Even though the nosZ gene abundance was the highest of all the denitrifying genes studied in all the treatments, it was not significantly affected by the management practices, including the grazing treatments with animal trampling. This may indicate that the nosZ communities were relatively stable under the different management practices. The soil at the site was dry, and the different treatments did not result in a major difference in soil moisture content. This might be partly responsible for the stable of the nosZ communities. Nevertheless, the DGGE band patterns of nosZ indicated higher intensity for the enclosure treatment (Fig. 4d). Therefore, enclosure might have stimulated greater denitrification. In addition, significantly higher ratios of nosZ/(nirS + nirK) were shown in the mowing treatments, which might suggest that the denitrification reactions might occur to a more complete extent in the mowed grassland. If this were the case, this would have implications on N2O emissions in the mowed grassland treatments. Further research is required to confirm this hypothesis.

Intriguingly, according to our study, the community structure of denitrifiers, irrespective of nirS, nirK, or nosZ, was significantly correlated to soil moisture and inorganic nitrogen content (Fig. S3b–d, Electronic Supplementary Material). These results strongly suggested the impact of environmental variables on diversity of denitrifiers.
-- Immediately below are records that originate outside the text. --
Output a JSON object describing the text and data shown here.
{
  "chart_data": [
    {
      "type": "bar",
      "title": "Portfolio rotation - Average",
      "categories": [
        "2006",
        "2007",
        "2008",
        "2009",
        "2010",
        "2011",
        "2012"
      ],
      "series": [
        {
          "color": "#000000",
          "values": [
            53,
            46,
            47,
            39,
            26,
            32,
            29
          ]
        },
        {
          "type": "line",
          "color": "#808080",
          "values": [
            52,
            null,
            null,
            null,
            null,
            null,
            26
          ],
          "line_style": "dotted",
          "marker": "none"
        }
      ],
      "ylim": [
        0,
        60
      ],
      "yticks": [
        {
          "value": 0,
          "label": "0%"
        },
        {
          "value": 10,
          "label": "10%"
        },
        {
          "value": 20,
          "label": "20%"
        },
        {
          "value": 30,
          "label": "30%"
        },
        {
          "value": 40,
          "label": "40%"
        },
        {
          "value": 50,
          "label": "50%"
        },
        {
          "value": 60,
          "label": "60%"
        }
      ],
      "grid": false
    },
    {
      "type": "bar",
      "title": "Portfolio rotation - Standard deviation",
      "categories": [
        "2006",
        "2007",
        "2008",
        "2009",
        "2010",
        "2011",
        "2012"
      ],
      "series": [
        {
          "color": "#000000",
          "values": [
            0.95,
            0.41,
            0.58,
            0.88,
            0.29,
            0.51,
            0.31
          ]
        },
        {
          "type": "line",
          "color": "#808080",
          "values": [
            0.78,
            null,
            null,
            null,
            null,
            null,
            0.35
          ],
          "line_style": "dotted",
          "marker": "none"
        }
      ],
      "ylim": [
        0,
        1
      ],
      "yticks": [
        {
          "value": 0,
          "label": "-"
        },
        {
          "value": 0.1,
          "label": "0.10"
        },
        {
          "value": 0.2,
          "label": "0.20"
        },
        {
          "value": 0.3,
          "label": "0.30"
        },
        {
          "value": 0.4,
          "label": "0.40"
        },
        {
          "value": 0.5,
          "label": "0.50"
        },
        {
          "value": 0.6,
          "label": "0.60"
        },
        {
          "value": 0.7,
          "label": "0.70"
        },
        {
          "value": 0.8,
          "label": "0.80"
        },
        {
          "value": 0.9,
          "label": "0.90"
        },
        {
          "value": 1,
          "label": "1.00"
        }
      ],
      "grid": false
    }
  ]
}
Results from the phylogenetic analysis showed that the denitrifiers were comprised of a diverse microbial community. The nirS sequences (clusters І and IV) were closely related to the Rhizobiales and Burkholderiales bacteria in this grassland soil (Fig. 6a). These are different from those reported in paddy soils which were related to Burkholderiales and Rhodocyclales bacteria (Yoshida et al. 2009). Some of the nirS sequences were also unique to this grassland ecosystem (cluster Ш). The nirK sequences, on the other hand, were all grouped to known denitrifiers, mostly relating to Bradyrhizobium sp. and Mesorhizobium sp. (Fig. 6b). Even though Bradyrhizobium contains both nirK-harboring and nirS-harboring denitrifiers, the nirS communities were more diverse than the nirK communities. In contrast, the majority of the nosZ sequences were not grouped to known denitrifying populations, suggesting novel and unique nosZ communities in this grassland soil (Fig. 6c).

5 Conclusions

This field study has shown major impacts of management practices on the community abundance and structure of nitrifiers and denitrifiers in the semiarid grasslands of Inner Mongolia under cold conditions. The results showed that AOA rather than AOB was the predominant ammonia oxidizers in this neutral to alkaline grassland ecosystem. The majority of the AOA species were affiliated with Nitrososphaera cluster whereas the AOB was mainly affiliated to Nitrosospira species. The different management practices only had a significant impact on the abundance and community structure of AOA, but not that of AOB, pointing to the dominant role of AOA in N cycling in this soil system under low temperature conditions. Of the denitrifiers, the nirS communities were greater in number and diversity than the nirK communities, suggesting a greater role by the nirS communities in denitrification. Higher gene abundance and greater DGGE band intensity of nirS and nosZ genes in the enclosure treatments might indicate greater denitrification in this treatment. The higher nosZ/(nirS + nirK) ratios in the mowed grassland treatment might also suggest more complete denitrification in this treatment, possibly reducing N2O emissions in this treatment. Soil moisture and inorganic nitrogen content were found to be the two main soil environmental variables that influence the community structure of nitrifiers and denitrifiers.